Synchronicity is a fascinating biological property observed across many organizational levels, from physiological functions such as heartbeat, breathing, and brain activity, to circadian rhythms, and even population dynamics in insects and plankton. It is also a hallmark of developmental biology, evident in the coordinated formation of the vertebrate body axis, the fly eye, and the aggregative development of the social amoeba Dictyostelium discoideum. Despite its prevalence, quantitative and mechanistic analyses of synchronicity at the single-cell level remain rare. Here, we show that developmental synchronicity in D. discoideum is mediated by pulsatile cyclic adenosine monophosphate (cAMP) signaling. Using single-cell RNA sequencing (scRNA-seq) and the Universal Cell Embedding (UCE) model, we quantified transcriptome similarity between individual cells across developmental stages. We found that synchronicity initially declined upon starvation but increased markedly with the onset of cAMP-pulse signaling during aggregation. Synchronicity remained stable throughout development and differed between prespore and prestalk cells, with prespore cells exhibiting greater transcriptome homogeneity. Genetic perturbations in cAMP production and response revealed that cAMP-pulse signaling is essential for establishing and maintaining synchronicity, as its absence led to highly asynchronous development even when morphogenesis was restored.

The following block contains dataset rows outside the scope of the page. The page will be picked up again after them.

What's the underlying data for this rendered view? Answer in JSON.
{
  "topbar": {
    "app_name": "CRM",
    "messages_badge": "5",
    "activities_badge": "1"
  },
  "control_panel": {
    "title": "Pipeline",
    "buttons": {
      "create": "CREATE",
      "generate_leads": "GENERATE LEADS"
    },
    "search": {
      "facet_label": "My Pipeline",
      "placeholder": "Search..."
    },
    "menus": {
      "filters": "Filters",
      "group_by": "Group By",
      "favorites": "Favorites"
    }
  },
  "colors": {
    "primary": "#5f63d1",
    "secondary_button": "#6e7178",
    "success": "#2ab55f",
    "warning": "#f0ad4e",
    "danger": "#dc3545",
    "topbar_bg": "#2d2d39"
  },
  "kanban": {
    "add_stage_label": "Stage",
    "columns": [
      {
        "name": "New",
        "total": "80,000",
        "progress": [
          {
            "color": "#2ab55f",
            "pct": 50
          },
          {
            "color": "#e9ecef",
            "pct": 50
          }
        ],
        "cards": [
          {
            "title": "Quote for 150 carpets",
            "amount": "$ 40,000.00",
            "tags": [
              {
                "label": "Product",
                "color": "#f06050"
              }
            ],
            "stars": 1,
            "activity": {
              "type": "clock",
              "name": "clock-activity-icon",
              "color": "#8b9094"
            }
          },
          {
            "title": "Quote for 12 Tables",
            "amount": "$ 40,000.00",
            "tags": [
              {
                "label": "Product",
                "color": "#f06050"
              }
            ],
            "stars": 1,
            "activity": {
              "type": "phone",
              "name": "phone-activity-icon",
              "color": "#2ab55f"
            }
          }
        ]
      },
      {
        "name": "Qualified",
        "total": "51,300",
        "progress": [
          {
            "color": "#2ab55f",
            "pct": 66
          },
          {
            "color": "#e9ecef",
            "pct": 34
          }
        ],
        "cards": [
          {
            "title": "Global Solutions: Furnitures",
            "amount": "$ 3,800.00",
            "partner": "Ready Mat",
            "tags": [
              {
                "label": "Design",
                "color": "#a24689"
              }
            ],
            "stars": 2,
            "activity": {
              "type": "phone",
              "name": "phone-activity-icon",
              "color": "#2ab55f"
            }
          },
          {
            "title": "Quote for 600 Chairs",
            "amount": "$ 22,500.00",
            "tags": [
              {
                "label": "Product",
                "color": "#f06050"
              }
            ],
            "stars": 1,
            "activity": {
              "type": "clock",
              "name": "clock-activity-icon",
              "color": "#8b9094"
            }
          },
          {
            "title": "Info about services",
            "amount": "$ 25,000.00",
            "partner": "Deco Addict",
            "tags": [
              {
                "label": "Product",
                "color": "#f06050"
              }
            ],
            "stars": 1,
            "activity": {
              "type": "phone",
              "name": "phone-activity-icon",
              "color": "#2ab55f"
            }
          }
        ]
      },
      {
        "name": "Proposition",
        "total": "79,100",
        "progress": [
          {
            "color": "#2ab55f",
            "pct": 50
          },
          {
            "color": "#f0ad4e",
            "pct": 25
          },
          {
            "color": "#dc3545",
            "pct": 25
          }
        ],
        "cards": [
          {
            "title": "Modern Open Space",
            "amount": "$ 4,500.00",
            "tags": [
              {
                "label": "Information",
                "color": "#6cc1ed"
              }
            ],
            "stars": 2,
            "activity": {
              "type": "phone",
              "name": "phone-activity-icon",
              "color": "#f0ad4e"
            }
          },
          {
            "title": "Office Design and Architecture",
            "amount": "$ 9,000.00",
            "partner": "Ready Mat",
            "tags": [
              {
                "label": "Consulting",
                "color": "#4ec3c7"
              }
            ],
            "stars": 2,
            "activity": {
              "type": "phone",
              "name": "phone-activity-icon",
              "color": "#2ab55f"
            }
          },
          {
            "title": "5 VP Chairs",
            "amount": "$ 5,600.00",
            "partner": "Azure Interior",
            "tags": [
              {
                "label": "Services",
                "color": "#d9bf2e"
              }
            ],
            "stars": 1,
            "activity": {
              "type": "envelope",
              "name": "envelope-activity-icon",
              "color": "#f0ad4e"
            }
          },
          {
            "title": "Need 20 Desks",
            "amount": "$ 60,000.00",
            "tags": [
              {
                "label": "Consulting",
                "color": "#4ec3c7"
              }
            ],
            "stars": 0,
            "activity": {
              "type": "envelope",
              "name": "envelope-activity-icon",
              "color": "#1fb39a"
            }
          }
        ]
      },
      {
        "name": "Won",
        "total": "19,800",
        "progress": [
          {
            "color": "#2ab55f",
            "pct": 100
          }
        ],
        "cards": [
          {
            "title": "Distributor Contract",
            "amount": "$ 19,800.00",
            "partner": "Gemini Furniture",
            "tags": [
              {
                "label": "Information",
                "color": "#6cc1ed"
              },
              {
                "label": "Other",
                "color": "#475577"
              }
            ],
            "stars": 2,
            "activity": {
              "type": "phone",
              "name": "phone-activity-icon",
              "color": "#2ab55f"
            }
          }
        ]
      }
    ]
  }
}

Interestingly, starvation alone induced a modest synchronizing effect in the absence of development in a strain unable to produce cAMP. These findings highlight the central role of early cAMP-pulse signaling in coordinating transcriptomic and morphological synchronicity, and establish scRNA-seq as a powerful tool for quantitative analysis of developmental synchronicity at single-cell resolution. Overall design: A total of 30 samples were prepared for single-cell RNA sequencing using the 10x Genomics Chromium X system. Wild-type AX4, acaA?, and acaA? PkaCoe strains were generated and collected at six time points, spaced four hours apart, up to 20 hours. The AX4 strain expressed three distinct fluorescent proteins, while the acaA? strain expressed four. Each fluorescently tagged strain was cultured and processed independently, then pooled prior to loading onto the Chromium X platform. Fluorescent tag expression was used to distinguish biological replicates. The acaA? PkaCoe strain was analyzed in three biological replicates.